Themenwechsel, zu Österreichs Nationalteam: Marko Arnautovic hat jüngst behauptet, er wird Deine Rekordmarke von 103 Länderspielen erreichen.
Ich wünsche es ihm, habe immer sehr viel von ihm gehalten. Er muss aber nicht nur 103-mal spielen, sondern auch Österreich zu einer WM-Endrunde führen. Denn mein einstiger Trainer Otto Rehhagel hat zu mir gesagt: „Junge, für mich sind Sie erst ein großer Spieler, wenn sie Österreich zu einer WM-Endrunde geführt haben.“ Das gleiche erwarte ich von Marko und wünsche ihm mehr Glück als ich es hatte: Denn Toni Polster meint heute noch, ich hatte zwar 103 Länderspiele, aber davon nur drei gute.

Wann geht es für Dich wieder nach Österreich?
Ich bin jetzt noch ein paar Tage in Israel, fliege diese Woche retour in die Heimat.
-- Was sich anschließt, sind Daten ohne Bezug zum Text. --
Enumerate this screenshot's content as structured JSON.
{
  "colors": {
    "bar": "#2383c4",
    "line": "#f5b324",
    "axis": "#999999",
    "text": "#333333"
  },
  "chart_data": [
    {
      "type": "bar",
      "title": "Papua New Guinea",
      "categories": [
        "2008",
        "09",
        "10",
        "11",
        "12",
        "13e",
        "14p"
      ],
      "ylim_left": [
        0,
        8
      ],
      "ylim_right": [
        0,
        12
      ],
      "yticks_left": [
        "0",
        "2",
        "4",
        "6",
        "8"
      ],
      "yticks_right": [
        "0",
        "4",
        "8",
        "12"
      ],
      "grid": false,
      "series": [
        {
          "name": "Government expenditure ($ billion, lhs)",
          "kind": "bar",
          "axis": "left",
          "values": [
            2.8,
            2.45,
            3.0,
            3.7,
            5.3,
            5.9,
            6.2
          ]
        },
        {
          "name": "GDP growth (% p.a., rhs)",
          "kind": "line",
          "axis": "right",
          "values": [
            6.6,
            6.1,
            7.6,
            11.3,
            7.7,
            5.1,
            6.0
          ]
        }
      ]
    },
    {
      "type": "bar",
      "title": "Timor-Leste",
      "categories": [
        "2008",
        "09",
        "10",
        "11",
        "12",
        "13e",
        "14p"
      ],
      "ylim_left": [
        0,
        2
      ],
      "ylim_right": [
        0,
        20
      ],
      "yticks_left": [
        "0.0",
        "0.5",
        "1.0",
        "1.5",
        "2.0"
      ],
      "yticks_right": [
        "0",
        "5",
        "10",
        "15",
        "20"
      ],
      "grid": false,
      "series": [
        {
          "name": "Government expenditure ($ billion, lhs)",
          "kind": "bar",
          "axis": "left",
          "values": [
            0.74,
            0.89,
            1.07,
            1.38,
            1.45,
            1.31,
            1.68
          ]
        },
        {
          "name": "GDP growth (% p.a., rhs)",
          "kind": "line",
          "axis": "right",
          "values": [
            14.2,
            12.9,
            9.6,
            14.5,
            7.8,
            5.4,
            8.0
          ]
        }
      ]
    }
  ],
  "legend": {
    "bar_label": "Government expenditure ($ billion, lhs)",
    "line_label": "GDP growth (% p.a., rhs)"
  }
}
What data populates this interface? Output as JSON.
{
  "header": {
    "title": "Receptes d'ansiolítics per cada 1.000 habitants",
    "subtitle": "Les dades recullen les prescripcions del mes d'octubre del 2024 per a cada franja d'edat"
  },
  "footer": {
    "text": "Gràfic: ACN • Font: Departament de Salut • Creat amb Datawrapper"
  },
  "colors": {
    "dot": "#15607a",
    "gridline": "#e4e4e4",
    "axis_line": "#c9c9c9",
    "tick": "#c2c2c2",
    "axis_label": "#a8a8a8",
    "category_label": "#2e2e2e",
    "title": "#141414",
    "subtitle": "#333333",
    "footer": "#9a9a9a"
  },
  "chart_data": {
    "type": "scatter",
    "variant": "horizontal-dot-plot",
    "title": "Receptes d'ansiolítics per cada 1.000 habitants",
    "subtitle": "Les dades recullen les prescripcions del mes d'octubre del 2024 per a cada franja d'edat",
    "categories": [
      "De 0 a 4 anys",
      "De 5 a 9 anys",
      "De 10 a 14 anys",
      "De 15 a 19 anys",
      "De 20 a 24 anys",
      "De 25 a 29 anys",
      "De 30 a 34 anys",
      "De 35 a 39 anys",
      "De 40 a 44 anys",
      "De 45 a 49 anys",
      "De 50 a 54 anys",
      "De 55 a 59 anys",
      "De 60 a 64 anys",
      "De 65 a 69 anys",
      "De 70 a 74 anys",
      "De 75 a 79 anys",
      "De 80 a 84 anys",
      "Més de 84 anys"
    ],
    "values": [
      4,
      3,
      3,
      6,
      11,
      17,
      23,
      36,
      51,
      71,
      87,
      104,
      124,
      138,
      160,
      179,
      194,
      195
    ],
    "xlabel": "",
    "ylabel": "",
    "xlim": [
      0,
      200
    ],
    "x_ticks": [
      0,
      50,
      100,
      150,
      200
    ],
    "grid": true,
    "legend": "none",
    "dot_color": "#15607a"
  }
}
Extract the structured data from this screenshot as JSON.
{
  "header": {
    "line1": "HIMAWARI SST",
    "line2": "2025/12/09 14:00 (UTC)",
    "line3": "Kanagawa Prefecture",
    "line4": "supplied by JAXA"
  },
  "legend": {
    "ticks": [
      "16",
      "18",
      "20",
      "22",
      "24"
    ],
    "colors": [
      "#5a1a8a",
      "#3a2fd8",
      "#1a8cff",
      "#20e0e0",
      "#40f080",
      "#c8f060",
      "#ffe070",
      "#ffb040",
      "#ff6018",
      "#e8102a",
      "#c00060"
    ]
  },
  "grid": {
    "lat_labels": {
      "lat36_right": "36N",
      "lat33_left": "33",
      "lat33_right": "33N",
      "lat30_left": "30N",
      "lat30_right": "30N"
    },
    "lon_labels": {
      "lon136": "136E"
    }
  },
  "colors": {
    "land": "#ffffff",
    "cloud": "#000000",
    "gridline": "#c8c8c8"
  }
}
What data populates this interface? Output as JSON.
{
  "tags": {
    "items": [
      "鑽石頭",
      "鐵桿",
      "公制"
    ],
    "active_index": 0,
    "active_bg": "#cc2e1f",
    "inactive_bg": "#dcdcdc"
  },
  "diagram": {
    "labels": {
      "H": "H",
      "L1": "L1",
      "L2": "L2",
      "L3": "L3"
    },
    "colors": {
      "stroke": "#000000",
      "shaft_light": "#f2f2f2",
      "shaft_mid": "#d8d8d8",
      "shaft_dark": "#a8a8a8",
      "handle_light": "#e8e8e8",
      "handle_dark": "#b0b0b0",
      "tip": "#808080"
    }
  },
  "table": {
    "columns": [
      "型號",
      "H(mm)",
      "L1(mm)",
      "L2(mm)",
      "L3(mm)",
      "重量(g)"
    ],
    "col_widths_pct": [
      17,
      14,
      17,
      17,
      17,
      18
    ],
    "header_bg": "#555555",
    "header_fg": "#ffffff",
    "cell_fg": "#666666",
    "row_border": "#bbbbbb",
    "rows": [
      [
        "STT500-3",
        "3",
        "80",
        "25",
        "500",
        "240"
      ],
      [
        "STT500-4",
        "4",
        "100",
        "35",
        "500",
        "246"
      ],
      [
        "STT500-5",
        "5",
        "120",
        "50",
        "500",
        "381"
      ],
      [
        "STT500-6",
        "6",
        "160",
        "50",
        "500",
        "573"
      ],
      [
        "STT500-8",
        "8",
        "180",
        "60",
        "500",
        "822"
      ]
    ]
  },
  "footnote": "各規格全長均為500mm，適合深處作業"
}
Mein Bub Luca hatte letzte Woche seinen elften Geburtstag, ich habe bislang zumindest neun seiner Geburtstage verpasst, weil ich immer unterwegs war. Er hat Verständnis für den Job seines Papas, denoch schulde ich ihm einiges. Ich freue mich schon sehr auf das Wiedersehen mit meiner Familie.